Sclerotherapyis a method of non-surgical (minimally invasive) elimination of varicose veins and spider veins of the lower extremities.
Advantages of vein sclerotherapy:
- absolute ambulatory care that does not require additional preparation,
execution speed, - no need for anesthesia,
- absence of complications typical of surgical treatment methods such as nerve damage,
- absence of "thermally induced phlebitis", characteristic of coagulation methods, accompanied by excruciating pain along the coagulated vein.
So, today, vein sclerotherapy for varicose veins is an effective and safe method, which in some cases can be used as an alternative to other types of surgical interventions.
The sclerotherapy method is based on the obliteration of the vein by introducing a chemical into its lumen, which "washes out" the inner layer (endothelium) with the development of endofibrosis. The degree of damage to the endothelium depends on the concentration and volume of the administered drug.
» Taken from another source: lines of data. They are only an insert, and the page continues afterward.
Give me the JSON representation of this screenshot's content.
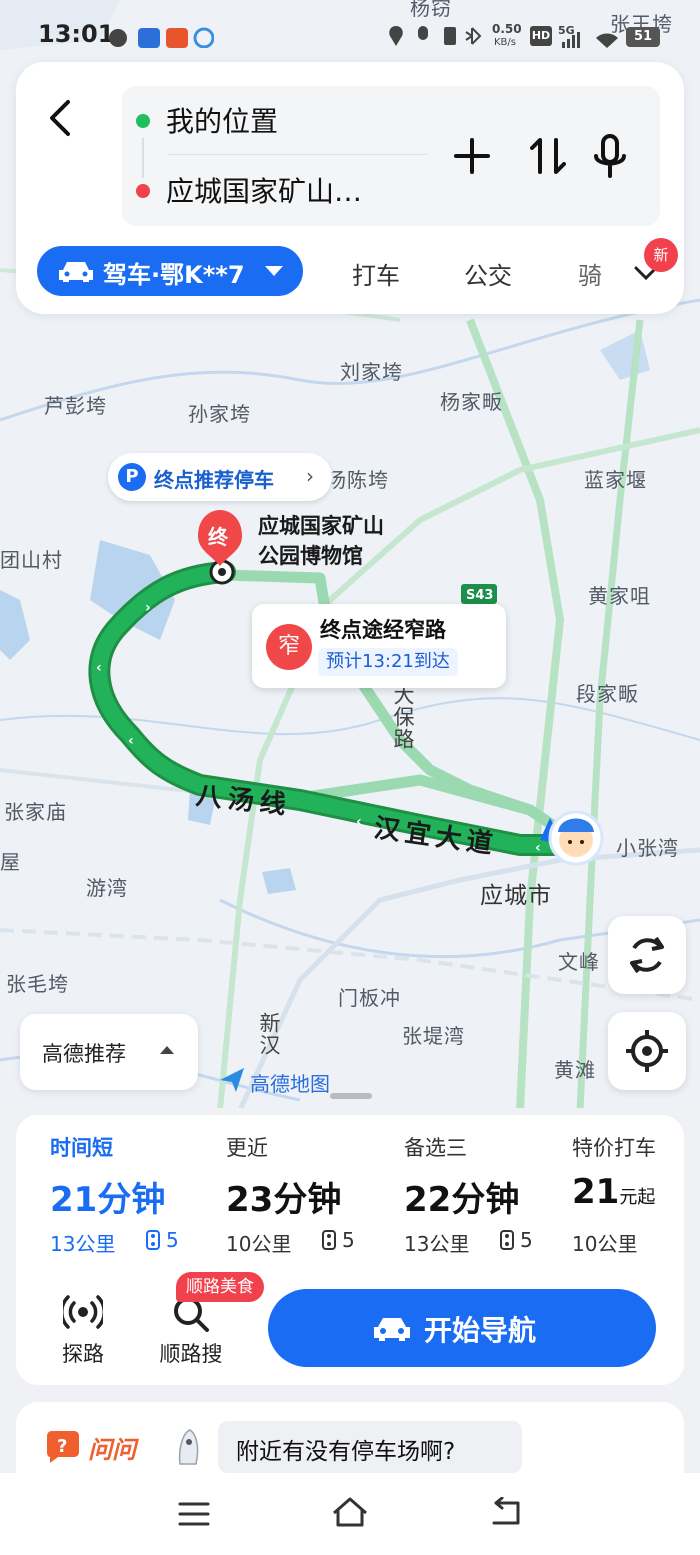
{
  "status_bar": {
    "time": "13:01",
    "net_speed_value": "0.50",
    "net_speed_unit": "KB/s",
    "hd_label": "HD",
    "signal_label": "5G",
    "battery": "51"
  },
  "route_card": {
    "origin": "我的位置",
    "destination": "应城国家矿山…",
    "add_stop_icon": "plus-icon",
    "swap_icon": "swap-icon",
    "voice_icon": "mic-icon"
  },
  "modes": {
    "drive": "驾车·鄂K**7",
    "taxi": "打车",
    "transit": "公交",
    "ride": "骑",
    "new_badge": "新"
  },
  "map": {
    "parking_tip": "终点推荐停车",
    "parking_icon_label": "P",
    "dest_marker": "终",
    "dest_name_line1": "应城国家矿山",
    "dest_name_line2": "公园博物馆",
    "highway_tag": "S43",
    "narrow_icon": "窄",
    "narrow_title": "终点途经窄路",
    "narrow_eta": "预计13:21到达",
    "road_labels": [
      "八汤线",
      "汉宜大道",
      "大保路",
      "新汉"
    ],
    "places": [
      "杨窃",
      "张王垮",
      "刘家垮",
      "芦彭垮",
      "孙家垮",
      "杨家畈",
      "汤陈垮",
      "蓝家堰",
      "团山村",
      "黄家咀",
      "段家畈",
      "张家庙",
      "小张湾",
      "游湾",
      "应城市",
      "文峰",
      "张毛垮",
      "门板冲",
      "张堤湾",
      "黄滩",
      "屋"
    ],
    "map_pref": "高德推荐",
    "brand": "高德地图"
  },
  "routes": [
    {
      "tag": "时间短",
      "duration": "21分钟",
      "distance": "13公里",
      "lights": "5"
    },
    {
      "tag": "更近",
      "duration": "23分钟",
      "distance": "10公里",
      "lights": "5"
    },
    {
      "tag": "备选三",
      "duration": "22分钟",
      "distance": "13公里",
      "lights": "5"
    },
    {
      "tag": "特价打车",
      "duration_value": "21",
      "duration_unit": "元起",
      "distance": "10公里"
    }
  ],
  "tools": {
    "explore": "探路",
    "search_along": "顺路搜",
    "food_badge": "顺路美食",
    "start_nav": "开始导航"
  },
  "ask": {
    "brand": "问问",
    "question": "附近有没有停车场啊?"
  },
  "colors": {
    "accent": "#1a6df2",
    "route_green": "#1fae57",
    "alert_red": "#f04848"
  }
}
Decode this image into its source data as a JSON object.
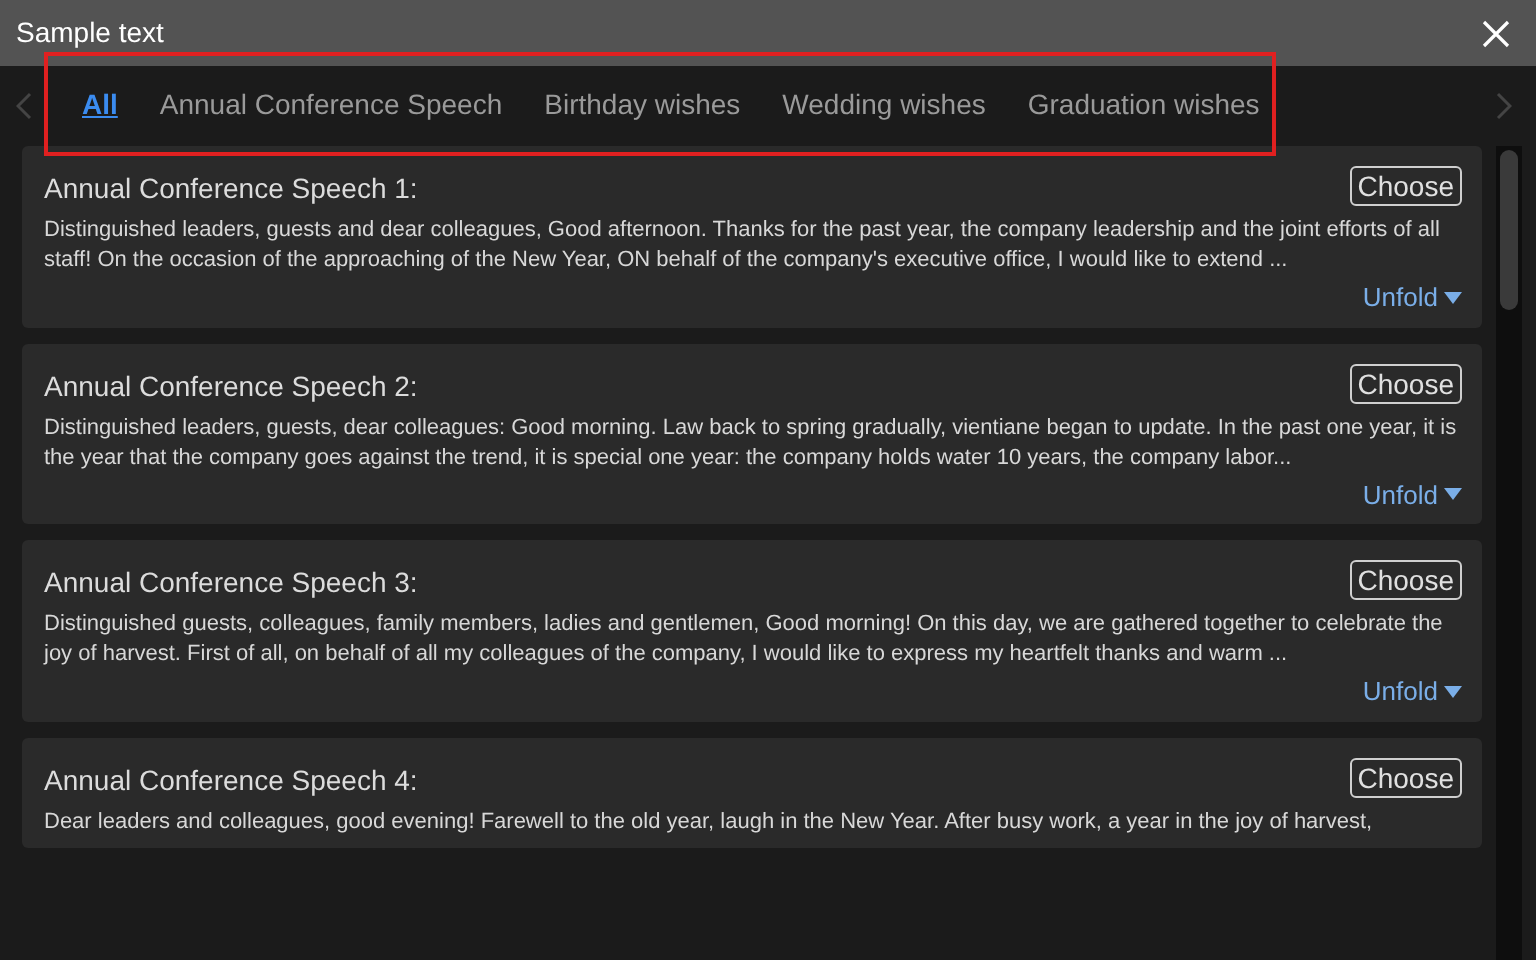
{
  "window": {
    "title": "Sample text"
  },
  "tabs": [
    {
      "label": "All",
      "selected": true
    },
    {
      "label": "Annual Conference Speech",
      "selected": false
    },
    {
      "label": "Birthday wishes",
      "selected": false
    },
    {
      "label": "Wedding wishes",
      "selected": false
    },
    {
      "label": "Graduation wishes",
      "selected": false
    }
  ],
  "cards": [
    {
      "title": "Annual Conference Speech 1:",
      "text": "Distinguished leaders, guests and dear colleagues, Good afternoon. Thanks for the past year, the company leadership and the joint efforts of all staff! On the occasion of the approaching of the New Year, ON behalf of the company's executive office, I would like to extend ...",
      "choose": "Choose",
      "unfold": "Unfold"
    },
    {
      "title": "Annual Conference Speech 2:",
      "text": "Distinguished leaders, guests, dear colleagues: Good morning. Law back to spring gradually, vientiane began to update. In the past one year, it is the year that the company goes against the trend, it is special one year: the company holds water 10 years, the company labor...",
      "choose": "Choose",
      "unfold": "Unfold"
    },
    {
      "title": "Annual Conference Speech 3:",
      "text": "Distinguished guests, colleagues, family members, ladies and gentlemen, Good morning! On this day, we are gathered together to celebrate the joy of harvest. First of all, on behalf of all my colleagues of the company, I would like to express my heartfelt thanks and warm ...",
      "choose": "Choose",
      "unfold": "Unfold"
    },
    {
      "title": "Annual Conference Speech 4:",
      "text": "Dear leaders and colleagues, good evening! Farewell to the old year, laugh in the New Year. After busy work, a year in the joy of harvest,",
      "choose": "Choose"
    }
  ]
}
The modern medical center uses advanced technologies for the treatment of varicose veins, ensuring the maximum efficiency of all treatment measures. The use of modern equipment by experienced professionals will free you from varicose veins in the shortest possible time, without complications and the need for long-term rehabilitation.
Treatment in a modern clinic means health and a significant improvement in the quality of life.